Mimpi Indah

Selama perjalanan, di mobil Sandy dipenuhi canda tawa dirinya dan juga Embun.

“Udah kak, gak capek apa ketawa terus,” ucap Embun yang masih tertawa.

Sandy tersenyum seraya menatap Embun sebelum ia kembali fokus menyetir.

“Kamu cantik Embun,” kata Sandy membuat Embun terdiam.

“Apasih kak, aku kan cewe makanya cantik. Kalo cowo namanya ganteng,” protes Embun, ia merasa mukanya memanas.

Sandy tersenyum menyadari Embun yang sedang malu sekarang. “Kayak aku?”

“Enggak hahahaha.”


“Pantai? Tumben kakak ngajak aku ke pantai?” tanya Embun ketika mobil mereka terparkir di sekitaran pantai.

Sandy mengangguk. “Kan kata aku, kemana aja aku mau Embun,” jawab Sandy. “Ayok,” lanjutnya mengajak Embun turun dari mobil.

“Kita makan dulu ya? Pantai Ancol lebih indah waktu malam, bentar lagi malam,” kata Sandy seraya menggenggam tangan Embun.

Embun mengangguk mengikuti kemanapun Sandy mengajaknya.

Embun sedikit merasa aneh dengan sikap Sandy yang tiba-tiba saja mengajak Embun ke pantai.

Memang Sandy sosok cowo yang sangat perhatian, apalagi terhadap Embun. Namun ketika ia mengajak Embun jalan biasanya dia akan menanyakan ke Embun terlebih dahulu.

Selama makan tidak ada satupun obrolan diantara mereka, karena Sandy tidak suka untuk berbicara di meja makan, dan hal itu diajarkan Sandy ke Embun dan Galaxy.

“Kak ini mahal banget, aku aja yang bayarin ya?” Kata Embun ketika ia melihat bill ditangannya.

“Aku yang ngajak, aku yang bayar lah,” tolak Sandy. “Ayok,” lanjutnya seraya menarik tangan Embun.


Kini Embun dan juga Sandy duduk di tepi pantai, tanpa alas. Memandang indah ombak dan juga merasakan dinginnya angin malam di pantai.

“Aku terakhir ke Ancol sama Jona,” kata Embun membuka topik pembicaraan.

Tidak ada jawaban dari Sandy, ia masih terdiam.

Embun mengayunkan tangannya di depan wajah Sandy. “Halo orangnya masih sadar kah?”

“Capek gak Embun, berjuang sendiri?” tanya Sandy tiba-tiba, seraya menatap mata Embun.

Embun tidak paham dengan pertanyaan Sandy. “Maksud kakak?”

“Kita berjuang bersama ya?” Sandy menggenggam kedua tangan Embun.

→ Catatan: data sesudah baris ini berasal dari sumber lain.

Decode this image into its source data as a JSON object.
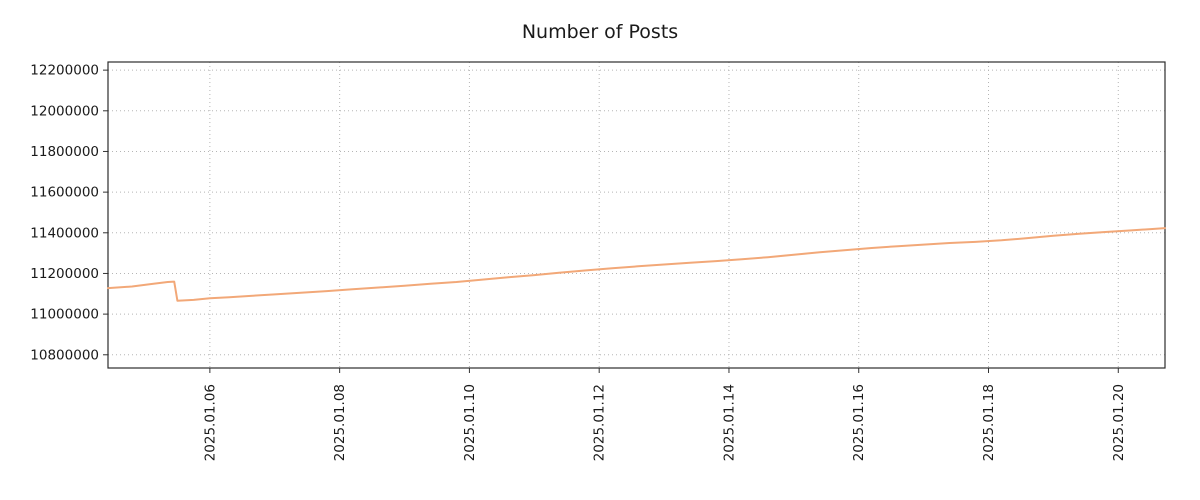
{
  "chart_data": {
    "type": "line",
    "title": "Number of Posts",
    "xlabel": "",
    "ylabel": "",
    "legend": "none",
    "grid": "dotted",
    "line_color": "#f2a878",
    "xlim": [
      4.43,
      20.72
    ],
    "ylim": [
      10735000,
      12240000
    ],
    "x_ticks": [
      {
        "value": 6,
        "label": "2025.01.06"
      },
      {
        "value": 8,
        "label": "2025.01.08"
      },
      {
        "value": 10,
        "label": "2025.01.10"
      },
      {
        "value": 12,
        "label": "2025.01.12"
      },
      {
        "value": 14,
        "label": "2025.01.14"
      },
      {
        "value": 16,
        "label": "2025.01.16"
      },
      {
        "value": 18,
        "label": "2025.01.18"
      },
      {
        "value": 20,
        "label": "2025.01.20"
      }
    ],
    "y_ticks": [
      {
        "value": 10800000,
        "label": "10800000"
      },
      {
        "value": 11000000,
        "label": "11000000"
      },
      {
        "value": 11200000,
        "label": "11200000"
      },
      {
        "value": 11400000,
        "label": "11400000"
      },
      {
        "value": 11600000,
        "label": "11600000"
      },
      {
        "value": 11800000,
        "label": "11800000"
      },
      {
        "value": 12000000,
        "label": "12000000"
      },
      {
        "value": 12200000,
        "label": "12200000"
      }
    ],
    "series": [
      {
        "name": "Number of Posts",
        "points": [
          [
            4.43,
            11128000
          ],
          [
            4.8,
            11136000
          ],
          [
            5.1,
            11148000
          ],
          [
            5.35,
            11158000
          ],
          [
            5.45,
            11160000
          ],
          [
            5.5,
            11066000
          ],
          [
            5.75,
            11070000
          ],
          [
            6.0,
            11078000
          ],
          [
            6.3,
            11083000
          ],
          [
            6.6,
            11089000
          ],
          [
            7.0,
            11097000
          ],
          [
            7.4,
            11105000
          ],
          [
            7.8,
            11113000
          ],
          [
            8.2,
            11122000
          ],
          [
            8.6,
            11131000
          ],
          [
            9.0,
            11140000
          ],
          [
            9.4,
            11149000
          ],
          [
            9.8,
            11158000
          ],
          [
            10.2,
            11170000
          ],
          [
            10.6,
            11181000
          ],
          [
            11.0,
            11192000
          ],
          [
            11.4,
            11204000
          ],
          [
            11.8,
            11215000
          ],
          [
            12.2,
            11226000
          ],
          [
            12.6,
            11235000
          ],
          [
            13.0,
            11244000
          ],
          [
            13.4,
            11253000
          ],
          [
            13.8,
            11261000
          ],
          [
            14.2,
            11270000
          ],
          [
            14.6,
            11280000
          ],
          [
            15.0,
            11292000
          ],
          [
            15.4,
            11304000
          ],
          [
            15.8,
            11315000
          ],
          [
            16.2,
            11325000
          ],
          [
            16.6,
            11334000
          ],
          [
            17.0,
            11342000
          ],
          [
            17.4,
            11350000
          ],
          [
            17.8,
            11355000
          ],
          [
            18.2,
            11363000
          ],
          [
            18.6,
            11374000
          ],
          [
            19.0,
            11385000
          ],
          [
            19.4,
            11395000
          ],
          [
            19.8,
            11404000
          ],
          [
            20.2,
            11412000
          ],
          [
            20.5,
            11418000
          ],
          [
            20.72,
            11423000
          ]
        ]
      }
    ]
  }
}
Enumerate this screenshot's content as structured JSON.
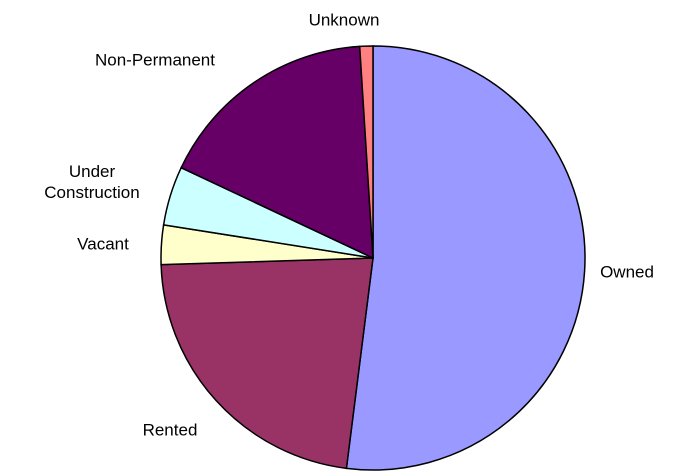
{
  "chart_data": {
    "type": "pie",
    "categories": [
      "Owned",
      "Rented",
      "Vacant",
      "Under Construction",
      "Non-Permanent",
      "Unknown"
    ],
    "values": [
      52,
      22.5,
      3,
      4.5,
      17,
      1
    ],
    "colors": [
      "#9999ff",
      "#993366",
      "#ffffcc",
      "#ccffff",
      "#660066",
      "#ff8080"
    ]
  }
}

Embun sedikit terkejut, namun ia tidak menolak.

“Bukannya dari dulu kan kak?”

Sandy tersenyum, senyuman yang selalu terukir untuk Embun.

“Aku sayang sama kamu Embun, entah udah berapa kali kamu dengar hal ini keluar dari mulut aku, tapi—” Sandy menggantung ucapannya.

“Aku cinta sama kamu Embun, untuk yang pertama kali aku jatuh cinta sangat dalam, dan itu cuman ke kamu Embun,” lanjutnya.

Embun terdiam, namun hati jantung Embun berdetak kencang, seperti habis lari beribu kilometer.

“Aku tau kamu gak akan nerima aku, apalagi setelah Jonathan kembali— tapi izinkan aku untuk berjuang sama kamu Embun.”

Air mata Embun tidak tertahan lagi, ia benar-benar merasakan ketulusan Sandy sekarang, namun ia tidak bisa menerima Sandy.

“Ayo kak berjuang sama-sama, berjuang sampe akhir,” jawab Embun dengan suara bergetar.

Sandy menarik tubuh Embun ke pelukannya, ia memeluk erat tubuh Embun, menyalurkan semua perasaan nya.

“Terima kasih sudah bertahan, dan berjuang sampai sekarang— kamu tau Embun?”

Embun mendongakkan kepalanya, menatap mata Sandy. “Apa kak?”

“Mencintai kamu adalah hal terindah yang pernah aku rasakan— namun memiliki mu seutuhnya hanya menjadi mimpi indah yang akan ku ulang di setiap tidurku,” kata Sandy dengan suara khasnya yang sangat lembut, dengan tatapan mata yang tulus dan senyuman indah.

Embun kembali membenamkan wajahnya di dada bidang Sandy, ia menangis sejadi-jadinya disana. Ia merasa beruntung bisa mengenal Sandy, dan merasa bersalah tidak bisa mewujudkan mimpi yang terus-menerus di ulang Sandy dalam tidurnya.